Built with Rust for performance, works seamlessly with pandas and polars.


Installation

# Basic installation (includes polars)
pip install additory

# With pandas support (recommended for pandas users)
pip install additory[pandas]

Requirements:

  • Python 3.9 or higher
  • polars 0.19.0+ (included automatically)
  • pandas 1.5.0+ (optional, install with pip install additory[pandas])

Note: additory uses polars internally for high-performance operations, but seamlessly works with pandas DataFrames through automatic conversion.


Quick Start

import pandas as pd
import additory as add

# Create sample data
customers = pd.DataFrame({
    'id': [1, 2, 3],
    'name': ['Alice', 'Bob', 'Charlie']
})

orders = pd.DataFrame({
    'id': [1, 2, 3],
    'total': [100, 200, 150]
})

# Add data from another DataFrame
result = add.to(customers, fetch_from=orders, fetch=['total'], by='id')
# Result: customers with 'total' column added

# Transform data
result = add.transform('@calc', customers, expression='id * 10', as_='customer_code')
# Result: customers with calculated 'customer_code' column

# Generate synthetic data
synthetic = add.synthetic('@new', n=1000, fetch={
    'age': 'normal(35, 10)',
    'salary': 'lognormal(11, 0.5)'
})
# Result: 1000 rows of synthetic data

Works with Polars too! Simply replace import pandas as pd with import polars as pl and use pl.DataFrame() instead of pd.DataFrame().


Features

add.to() - Data Integration

Add columns from external sources with intelligent joining:

# Single column lookup
result = add.to(target, fetch_from=reference, fetch=['age'], by='id')

# Multiple columns
result = add.to(target, fetch_from=reference, fetch=['age', 'city'], by='id')

# Multiple join keys
result = add.to(target, fetch_from=reference, fetch=['amount'], by=('customer_id', 'date'))

# With aggregation
result = add.to(target, fetch_from=reference, fetch=['amount'], by='id',
                strategy={'mode': 'sum'})

Supported modes:

  • Lookup (default) - Add columns by joining on keys
  • Aggregation - Sum, mean, first, last, concat, etc.

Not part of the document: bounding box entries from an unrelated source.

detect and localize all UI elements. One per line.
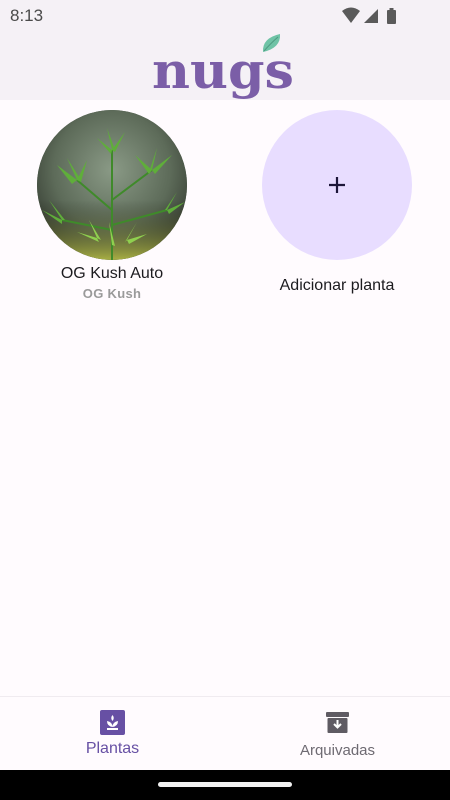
signal-icon [364, 9, 378, 23]
archive-icon [326, 712, 349, 733]
status-icons [342, 7, 396, 24]
home-gesture-handle[interactable] [158, 782, 292, 787]
plant-card[interactable]: OG Kush Auto OG Kush [37, 110, 187, 301]
add-plant-label: Adicionar planta [279, 277, 395, 294]
logo-text: nugs [152, 41, 294, 100]
app-bar: nugs [0, 32, 450, 100]
add-plant-circle[interactable] [262, 110, 412, 260]
nav-label-arquivadas: Arquivadas [299, 742, 376, 759]
plus-icon [329, 177, 345, 193]
plant-name: OG Kush Auto [60, 265, 164, 282]
nav-label-plantas: Plantas [85, 740, 140, 757]
bottom-navigation: Plantas Arquivadas [0, 696, 450, 771]
nugs-logo: nugs [152, 34, 294, 100]
nav-item-plantas[interactable]: Plantas [0, 697, 225, 771]
plant-grid: OG Kush Auto OG Kush Adicionar planta [0, 100, 450, 696]
plant-photo [37, 110, 187, 260]
system-gesture-bar [0, 770, 450, 800]
plant-icon [100, 710, 125, 735]
status-time: 8:13 [10, 6, 44, 25]
status-bar: 8:13 [0, 0, 450, 32]
plant-strain: OG Kush [82, 286, 142, 301]
battery-icon [387, 8, 396, 24]
add-plant-button[interactable]: Adicionar planta [262, 110, 412, 296]
nav-item-arquivadas[interactable]: Arquivadas [225, 697, 450, 771]
wifi-icon [342, 7, 360, 23]
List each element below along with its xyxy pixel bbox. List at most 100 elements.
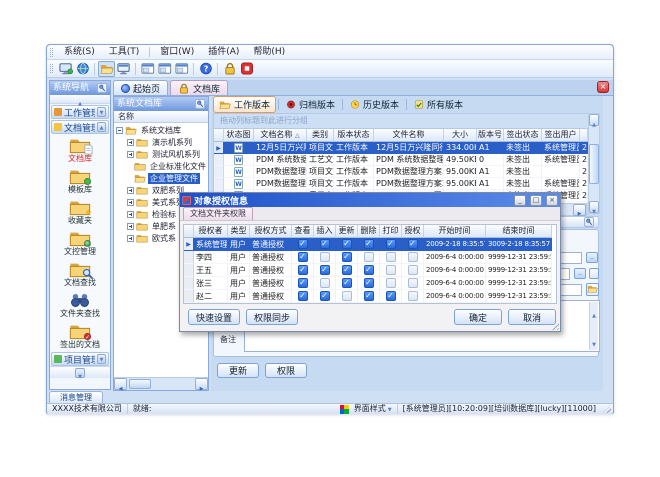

add.transform() - Data Transformation

Transform data with 10+ modes:

# Filter rows
result = add.transform('@filter', df, where='age > 25')

# Calculate new columns
result = add.transform('@calc', df, expression='price * quantity', as_='total')

# Sort data
result = add.transform('@sort', df, by='date', as_='asc')

# Aggregate data
result = add.transform('@aggregate', df, by='category', 
                       fetch=['sales'], strategy={'mode': 'sum'})

# One-hot encoding
result = add.transform('@onehot', df, fetch=['category'])

# KNN imputation
result = add.transform('@knn', df, fetch=['age'], strategy={'k': 5})

Supported modes:

  • @filter - Filter rows and select columns
  • @calc - Calculate new columns from expressions
  • @sort - Sort by column(s)
  • @aggregate - Group and aggregate
  • @transpose - Transpose DataFrame
  • @split - Split text columns
  • @extract - Extract datetime components
  • @onehot - One-hot encoding
  • @label - Label encoding
  • @harmonize - Unit conversions
  • @knn - K-Nearest Neighbors imputation

add.synthetic() - Synthetic Data Generation

Create or augment data with statistical distributions:

# Create new synthetic data
result = add.synthetic('@new', n=1000, fetch={
    'age': 'normal(50, 10)',           # Normal distribution
    'salary': 'lognormal(11, 0.5)',    # Lognormal distribution
    'score': 'uniform(0, 100)',        # Uniform distribution
    'status': 'categorical'             # Categorical data
})

# Augment existing data
result = add.synthetic(df, n=500)  # Add 500 synthetic rows

# Analyze data quality
analysis = add.synthetic('@analyze', df)  # Get statistics

Supported distributions:

  • Normal, Lognormal, Uniform, Exponential, Poisson, Binomial, Beta
  • Categorical (simple and weighted)
  • Sequences, Date/Time ranges
  • Patterns (email, phone, UUID, regex)

Performance

additory is built with Rust for high performance:

  • 3-5x faster than pure Python for transformations
  • 5-10x faster for data joining operations
  • 10-20x faster for synthetic data generation

Efficient memory usage with Arrow IPC serialization and vectorized operations.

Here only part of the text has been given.